Data generation and training
- The personality and dialogue are built from synthetic, templatized “mad‑libs” style data.
- Some ask how much data is needed to make the persona coherent, and how the binary‑compressed dataset is created and used.
- Questions arise about whether LLMs can be trained purely via conversational interaction rather than large offline datasets; constraints like context windows and current architectures are mentioned.
Philosophical and conceptual debates
- A discussion branches into Nagel’s “what is it like to be a bat,” arguing over whether we can map between different minds’ experiences versus just fictional personas.
- Another thread debates the “meaning of life” as food vs reproduction vs gene survival, and whether such goals are meaningful descriptions at all.
Tooling, documentation, and comparisons
- Some appreciate the minimal, vanilla PyTorch implementation; others criticize a lack of deeper explanation and documentation, calling the project oversold.
- There are installation and checkpoint/tokenizer path issues, plus questions about exporting to formats like GGUF.
- Comparisons with other “mini GPT” projects are requested; some argue such comparisons help learners, others say they’re not the author’s responsibility.
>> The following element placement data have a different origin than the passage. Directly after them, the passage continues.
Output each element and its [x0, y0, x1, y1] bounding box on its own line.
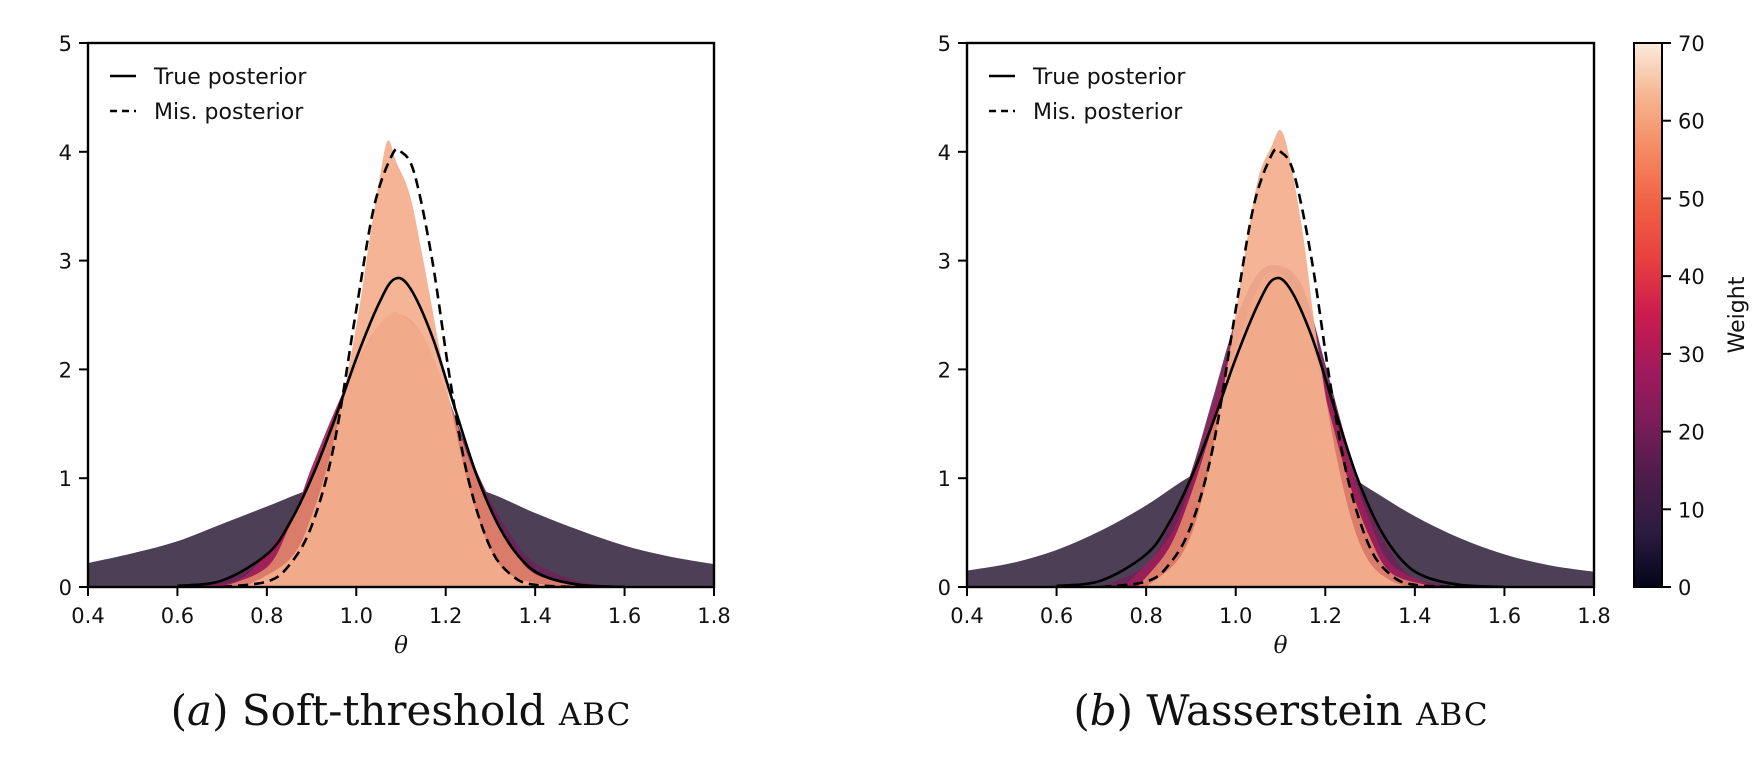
caption-paren-open: ( [171, 686, 187, 735]
caption-text: Soft-threshold [242, 686, 559, 735]
colorbar-tick-label: 70 [1678, 32, 1705, 56]
x-tick-label: 0.8 [1129, 604, 1162, 628]
y-tick-label: 0 [59, 576, 72, 600]
x-tick-label: 0.4 [950, 604, 983, 628]
x-tick-label: 1.6 [1488, 604, 1521, 628]
x-tick-label: 0.4 [71, 604, 104, 628]
legend-label-2: Mis. posterior [1033, 100, 1183, 125]
x-axis-label: θ [394, 633, 408, 659]
colorbar-tick-label: 50 [1678, 187, 1705, 211]
axes-frame [965, 41, 1596, 589]
colorbar-gradient [1633, 42, 1663, 588]
true-posterior-line [1056, 276, 1505, 587]
x-tick-label: 0.8 [250, 604, 283, 628]
x-tick-label: 0.6 [161, 604, 194, 628]
colorbar-tick-label: 10 [1678, 498, 1705, 522]
true-posterior-line [177, 276, 625, 587]
caption-letter: a [187, 686, 212, 735]
y-tick-label: 5 [59, 32, 72, 56]
y-tick-label: 4 [59, 141, 72, 165]
y-tick-label: 1 [59, 467, 72, 491]
density-area-5 [244, 140, 558, 587]
plot-area [967, 129, 1594, 587]
y-tick-label: 3 [938, 250, 951, 274]
y-tick-label: 0 [938, 576, 951, 600]
x-tick-label: 1.0 [1219, 604, 1252, 628]
y-tick-label: 2 [59, 358, 72, 382]
mis-posterior-line [221, 147, 580, 587]
colorbar-tick-label: 40 [1678, 265, 1705, 289]
x-tick-label: 1.6 [608, 604, 641, 628]
y-tick-label: 1 [938, 467, 951, 491]
plot-area [88, 140, 714, 587]
x-tick-label: 1.0 [340, 604, 373, 628]
colorbar-tick-label: 0 [1678, 576, 1691, 600]
caption-smallcaps: ABC [1415, 697, 1488, 733]
x-tick-label: 1.2 [429, 604, 462, 628]
legend-label-1: True posterior [1032, 65, 1186, 90]
axes-frame [86, 41, 716, 589]
caption: (a) Soft-threshold ABC [171, 686, 632, 735]
caption-letter: b [1090, 686, 1117, 735]
panel-b: 0.4 0.6 0.8 1.0 1.2 1.4 1.6 1.8 0 1 2 3 4 5 θ True post… [938, 32, 1611, 735]
colorbar-tick-label: 30 [1678, 343, 1705, 367]
x-tick-label: 1.4 [518, 604, 551, 628]
legend-label-2: Mis. posterior [154, 100, 304, 125]
caption: (b) Wasserstein ABC [1073, 686, 1488, 735]
x-tick-label: 1.8 [697, 604, 730, 628]
density-area-5 [1146, 129, 1415, 587]
caption-paren-close: ) [212, 686, 242, 735]
panel-a: 0.4 0.6 0.8 1.0 1.2 1.4 1.6 1.8 0 1 2 3 4 5 θ True post… [59, 32, 731, 735]
caption-paren-close: ) [1117, 686, 1147, 735]
x-tick-label: 1.4 [1398, 604, 1431, 628]
colorbar: 0 10 20 30 40 50 60 70 Weight [1633, 32, 1750, 600]
colorbar-tick-label: 60 [1678, 110, 1705, 134]
x-axis-label: θ [1274, 633, 1288, 659]
y-tick-label: 4 [938, 141, 951, 165]
legend-label-1: True posterior [153, 65, 307, 90]
y-tick-label: 2 [938, 358, 951, 382]
colorbar-ticks: 0 10 20 30 40 50 60 70 [1662, 32, 1705, 600]
caption-text: Wasserstein [1146, 686, 1416, 735]
x-tick-label: 1.8 [1577, 604, 1610, 628]
caption-smallcaps: ABC [558, 697, 631, 733]
x-tick-label: 0.6 [1040, 604, 1073, 628]
y-tick-label: 5 [938, 32, 951, 56]
caption-paren-open: ( [1073, 686, 1089, 735]
y-tick-label: 3 [59, 250, 72, 274]
colorbar-tick-label: 20 [1678, 421, 1705, 445]
mis-posterior-line [1101, 147, 1460, 587]
colorbar-label: Weight [1725, 276, 1750, 353]
x-tick-label: 1.2 [1309, 604, 1342, 628]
Meta and community reactions
- Many express delight at the humor and honesty of a fish that cares only about food.
- Several note how remarkable it is that such conversational models now run as hobby projects on laptops.
- A side discussion laments AI‑generated “slop” comments and the rising use of LLMs both to write code and to understand code, with debate over whether this reduces the need for traditional documentation.